With such generally dismal news occupying the headlines day after day in 1922, it must also have been heartening for the dancers of Dublin when this newspaper announced that the new Metropole Ballroom would be opening its doors in early September.

Legging it

The first name of the couple the management had arranged to supervise the inaugural dances - Mr and Mrs Leggett Byrne - must have been very reassuring to potential patrons. In fact the Byrnes had been legging it at most of the principal functions in the city of Dublin for the past 30 years, the paper told its readers. Furthermore, they were "the pioneers of children's dances and ballrooms at the Ballsbridge Fêtes, almost all of which they organised since the great 'Kosmos' Fête of 1893.".

There was no sign of those experienced legs growing weary. The paper had the additional good news about the Leggett Byrnes that they had arranged to reopen their classes for children and adults. Morning and afternoon sessions would be held three days a week during the season. Good news indeed for the war-weary citizens of the capital

Civil War cataclysm

Countries, like people, can undergo an annus horribilis and 80 years ago Ireland surely underwent hers. The cataclysm of civil war swept away so many good men and engendered a bitterness that took a whole generation, if not longer, to be purged from the body politic. Is it not reassuring, then, to know that during these very events department stores made their first appearance in Ireland, bridge playing soothed the nerves of so many Irish women, and the dancers of Dublin went through their paces under the watchful, experienced eyes of the Leggett Byrnes?
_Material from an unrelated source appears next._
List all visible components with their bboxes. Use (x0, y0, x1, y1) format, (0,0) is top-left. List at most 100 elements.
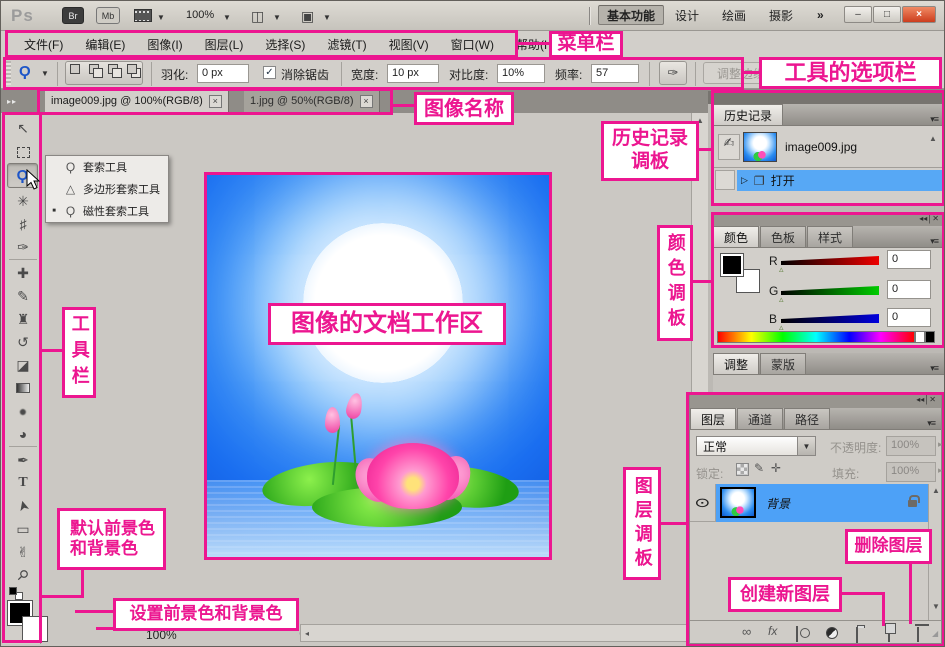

Thomas Hardy wrote his poem "In Time of 'The Breaking of Nations'" in 1915, when the Great War raged in Europe and predictions of the collapse of civilisation were common. The poem affirms Hardy's conviction that mankind would not only survive, but was indestructible.

In three short quatrains, Hardy presented images from country life of simple, powerful beauty: an old horse pulling a harrow; couch-grass being burned, and lovers walking. The most memorable picture is the last: "Yonder a maid and her wight/ Come whispering by./ War's annals will cloud into night/ Ere their story die."